Bupati Klaten Sebut Cara Kerja PT Krishna Alam Sejahtera Enggak Sesuai Nalar

Bupati Klaten Sri Mulyani (tengah) mengecek lokasi terdampak tol Solo-Jogja, Selasa (9/7 - 2019). (Istimewa)
14 Juli 2019 19:15 WIB Ponco Suseno Klaten Share :

Solopos.com, KLATEN -- Bupati Klaten, Sri Mulyani, mengaku prihatin dengan warganya yang menjadi korban penipuan investasi bodong oleh PT Krishna Alam Sejahtera di Kringinan, Kajen, Ceper.

Dia meminta warganya agar ekstra hati-hati dalam berinvestasi. Mulyani juga berharap uang milik mitra kerja PT Krishna Alam Sejahtera dapat kembali.

Di sisi lain, Sri Mulyani, menyebut masyarakat tak perlu mempercayai model investasi yang menjanjikan keuntungan berlipat dengan beban kerja relatif ringan.

“Setahu saya, perusahaan itu [PT Krishna Alam Sejahtera] tidak ada izinnya. Bagi saya, perusahaan seperti itu memang enggak nalar. Saya turut prihatin dengan banyaknya warga yang tertipu dalam bisnis itu. Semoga duit para mitra kerja itu bisa kembali,” katanya, , Minggu (14/7/2019).

Hal senada dijelaskan Kepala Desa (Kades) Kajen, Joko Purnomo. Pemerintah Desa (Pemdes) Kajen belum pernah memberikan surat pengantar terkait pengurusan izin beroperasinya PT Krishna Alam Sejahtera di RT 001/RW 004, Kringinan, Kajen, Ceper.

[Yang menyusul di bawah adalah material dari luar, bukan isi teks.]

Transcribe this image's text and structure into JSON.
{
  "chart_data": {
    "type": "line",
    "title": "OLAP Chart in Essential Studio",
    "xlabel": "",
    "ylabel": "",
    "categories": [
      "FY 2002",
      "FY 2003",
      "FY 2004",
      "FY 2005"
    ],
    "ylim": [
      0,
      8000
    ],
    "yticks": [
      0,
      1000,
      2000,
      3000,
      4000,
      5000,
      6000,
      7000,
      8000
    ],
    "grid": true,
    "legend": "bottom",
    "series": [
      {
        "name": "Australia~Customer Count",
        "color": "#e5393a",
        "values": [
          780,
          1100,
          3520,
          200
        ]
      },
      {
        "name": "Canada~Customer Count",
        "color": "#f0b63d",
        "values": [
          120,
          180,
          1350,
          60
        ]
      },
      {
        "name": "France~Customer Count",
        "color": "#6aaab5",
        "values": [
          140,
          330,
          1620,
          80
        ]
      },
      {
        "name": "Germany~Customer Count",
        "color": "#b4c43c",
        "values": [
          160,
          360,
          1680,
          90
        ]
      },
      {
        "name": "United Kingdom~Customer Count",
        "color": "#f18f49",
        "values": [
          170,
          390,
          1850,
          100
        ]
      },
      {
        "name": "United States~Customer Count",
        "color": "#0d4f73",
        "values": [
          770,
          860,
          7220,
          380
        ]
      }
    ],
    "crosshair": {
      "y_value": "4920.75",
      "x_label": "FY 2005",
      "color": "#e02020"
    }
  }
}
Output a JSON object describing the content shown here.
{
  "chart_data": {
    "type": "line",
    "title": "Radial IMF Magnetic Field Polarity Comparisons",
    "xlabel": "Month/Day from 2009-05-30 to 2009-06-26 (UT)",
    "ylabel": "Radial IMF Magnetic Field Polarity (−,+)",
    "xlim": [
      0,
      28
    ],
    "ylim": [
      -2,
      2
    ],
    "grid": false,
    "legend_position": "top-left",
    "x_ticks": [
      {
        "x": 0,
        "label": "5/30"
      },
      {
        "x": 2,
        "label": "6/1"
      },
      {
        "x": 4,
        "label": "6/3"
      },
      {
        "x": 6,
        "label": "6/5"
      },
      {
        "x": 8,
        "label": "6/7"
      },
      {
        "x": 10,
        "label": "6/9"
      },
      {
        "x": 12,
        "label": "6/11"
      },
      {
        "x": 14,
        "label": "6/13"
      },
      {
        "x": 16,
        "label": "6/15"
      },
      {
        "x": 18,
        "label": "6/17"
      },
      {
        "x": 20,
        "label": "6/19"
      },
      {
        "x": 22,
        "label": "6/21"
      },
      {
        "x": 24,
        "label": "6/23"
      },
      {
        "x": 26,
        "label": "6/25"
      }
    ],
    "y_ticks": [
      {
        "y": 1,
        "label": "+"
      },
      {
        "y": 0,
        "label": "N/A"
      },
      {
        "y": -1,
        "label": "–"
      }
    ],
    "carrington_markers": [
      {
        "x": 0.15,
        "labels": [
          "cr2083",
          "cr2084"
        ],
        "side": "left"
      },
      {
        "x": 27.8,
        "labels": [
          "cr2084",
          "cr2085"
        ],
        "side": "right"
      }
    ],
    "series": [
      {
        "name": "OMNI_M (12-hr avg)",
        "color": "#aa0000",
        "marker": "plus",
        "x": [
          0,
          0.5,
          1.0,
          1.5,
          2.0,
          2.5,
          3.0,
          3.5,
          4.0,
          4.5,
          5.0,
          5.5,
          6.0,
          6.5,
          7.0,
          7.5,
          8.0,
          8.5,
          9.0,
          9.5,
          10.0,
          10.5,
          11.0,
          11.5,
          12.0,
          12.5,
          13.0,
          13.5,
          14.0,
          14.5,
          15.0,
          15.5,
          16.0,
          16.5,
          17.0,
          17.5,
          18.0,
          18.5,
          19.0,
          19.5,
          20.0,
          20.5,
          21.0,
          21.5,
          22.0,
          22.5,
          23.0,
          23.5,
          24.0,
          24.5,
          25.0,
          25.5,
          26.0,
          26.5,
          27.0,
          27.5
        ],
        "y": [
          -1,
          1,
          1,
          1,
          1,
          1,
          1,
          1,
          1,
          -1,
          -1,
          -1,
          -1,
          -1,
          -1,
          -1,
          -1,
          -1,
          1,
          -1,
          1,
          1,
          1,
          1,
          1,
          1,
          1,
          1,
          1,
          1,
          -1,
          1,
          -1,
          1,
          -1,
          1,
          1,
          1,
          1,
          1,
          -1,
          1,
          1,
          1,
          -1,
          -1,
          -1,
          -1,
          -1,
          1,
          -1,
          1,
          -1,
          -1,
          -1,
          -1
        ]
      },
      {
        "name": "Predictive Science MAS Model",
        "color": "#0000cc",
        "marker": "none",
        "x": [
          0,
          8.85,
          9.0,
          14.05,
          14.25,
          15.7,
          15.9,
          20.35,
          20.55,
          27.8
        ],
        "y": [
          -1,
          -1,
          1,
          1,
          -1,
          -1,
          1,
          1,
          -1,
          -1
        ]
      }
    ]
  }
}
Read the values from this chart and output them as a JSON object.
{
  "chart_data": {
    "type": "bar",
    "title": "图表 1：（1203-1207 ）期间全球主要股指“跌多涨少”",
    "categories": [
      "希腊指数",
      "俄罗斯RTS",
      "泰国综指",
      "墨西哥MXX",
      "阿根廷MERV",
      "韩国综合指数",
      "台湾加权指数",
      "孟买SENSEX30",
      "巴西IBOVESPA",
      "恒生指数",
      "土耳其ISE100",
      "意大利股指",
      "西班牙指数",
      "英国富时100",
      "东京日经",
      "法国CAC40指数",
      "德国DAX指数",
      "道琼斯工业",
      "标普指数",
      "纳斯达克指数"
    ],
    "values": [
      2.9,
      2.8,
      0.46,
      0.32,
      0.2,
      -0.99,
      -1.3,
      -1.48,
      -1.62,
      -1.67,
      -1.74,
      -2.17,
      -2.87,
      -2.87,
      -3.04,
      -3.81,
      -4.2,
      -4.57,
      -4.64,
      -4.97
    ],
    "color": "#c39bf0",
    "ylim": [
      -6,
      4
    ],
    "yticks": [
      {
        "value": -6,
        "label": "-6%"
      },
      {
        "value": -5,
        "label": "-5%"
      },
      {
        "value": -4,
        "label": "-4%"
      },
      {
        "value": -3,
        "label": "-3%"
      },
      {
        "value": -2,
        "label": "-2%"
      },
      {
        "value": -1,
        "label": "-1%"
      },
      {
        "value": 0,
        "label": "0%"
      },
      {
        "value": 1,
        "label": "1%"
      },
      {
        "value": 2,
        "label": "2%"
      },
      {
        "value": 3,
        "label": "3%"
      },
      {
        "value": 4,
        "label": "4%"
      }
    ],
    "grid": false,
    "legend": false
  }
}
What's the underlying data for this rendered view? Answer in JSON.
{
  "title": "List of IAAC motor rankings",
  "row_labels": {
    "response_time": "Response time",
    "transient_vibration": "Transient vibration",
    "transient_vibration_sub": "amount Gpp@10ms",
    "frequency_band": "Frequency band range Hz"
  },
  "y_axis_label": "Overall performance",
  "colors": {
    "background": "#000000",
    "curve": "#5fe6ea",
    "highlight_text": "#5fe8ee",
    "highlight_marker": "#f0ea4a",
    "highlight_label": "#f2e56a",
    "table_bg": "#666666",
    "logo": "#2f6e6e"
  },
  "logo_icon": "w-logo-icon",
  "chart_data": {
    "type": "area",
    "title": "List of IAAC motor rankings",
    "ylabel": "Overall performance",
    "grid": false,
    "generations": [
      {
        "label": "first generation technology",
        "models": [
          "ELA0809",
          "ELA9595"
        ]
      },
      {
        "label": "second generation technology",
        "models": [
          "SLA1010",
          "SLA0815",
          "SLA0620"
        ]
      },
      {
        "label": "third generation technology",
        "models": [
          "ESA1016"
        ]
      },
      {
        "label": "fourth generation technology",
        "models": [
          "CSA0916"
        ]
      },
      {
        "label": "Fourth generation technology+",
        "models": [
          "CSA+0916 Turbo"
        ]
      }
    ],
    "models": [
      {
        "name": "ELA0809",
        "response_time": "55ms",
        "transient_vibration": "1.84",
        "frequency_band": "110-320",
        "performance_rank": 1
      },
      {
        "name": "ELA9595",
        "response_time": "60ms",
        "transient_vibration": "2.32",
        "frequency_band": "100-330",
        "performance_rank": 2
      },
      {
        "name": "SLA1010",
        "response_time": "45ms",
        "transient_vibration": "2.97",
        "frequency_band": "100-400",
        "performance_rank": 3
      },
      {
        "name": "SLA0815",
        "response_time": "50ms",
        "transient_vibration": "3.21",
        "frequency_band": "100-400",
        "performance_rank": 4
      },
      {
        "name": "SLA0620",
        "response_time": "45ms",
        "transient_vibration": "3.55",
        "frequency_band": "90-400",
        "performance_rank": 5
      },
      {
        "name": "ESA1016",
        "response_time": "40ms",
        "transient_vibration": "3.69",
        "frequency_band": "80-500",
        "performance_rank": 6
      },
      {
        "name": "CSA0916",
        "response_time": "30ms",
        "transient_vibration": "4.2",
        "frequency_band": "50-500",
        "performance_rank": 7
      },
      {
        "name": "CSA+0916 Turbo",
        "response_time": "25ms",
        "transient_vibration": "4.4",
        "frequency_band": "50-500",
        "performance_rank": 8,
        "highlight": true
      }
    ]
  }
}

“Proses pengurusan izinnya tidak dari sini. Meski seperti itu, saya tak bisa melarang kegiatan di sana. Model perusahaannya itu kan menggunakan sistem mitra. Terlebih, banyak yang percaya dengan model bisnis itu. Jangankan warga di daerah lain, warga saya saja juga ada yang tertipu. Jumlahnya 40 orang-50 orang. Memang saya sempat memperingatkan mereka kalau itu bisnis tipu-tipu, tapi mereka tidak percaya. Justru ada yang membenci saya,” katanya.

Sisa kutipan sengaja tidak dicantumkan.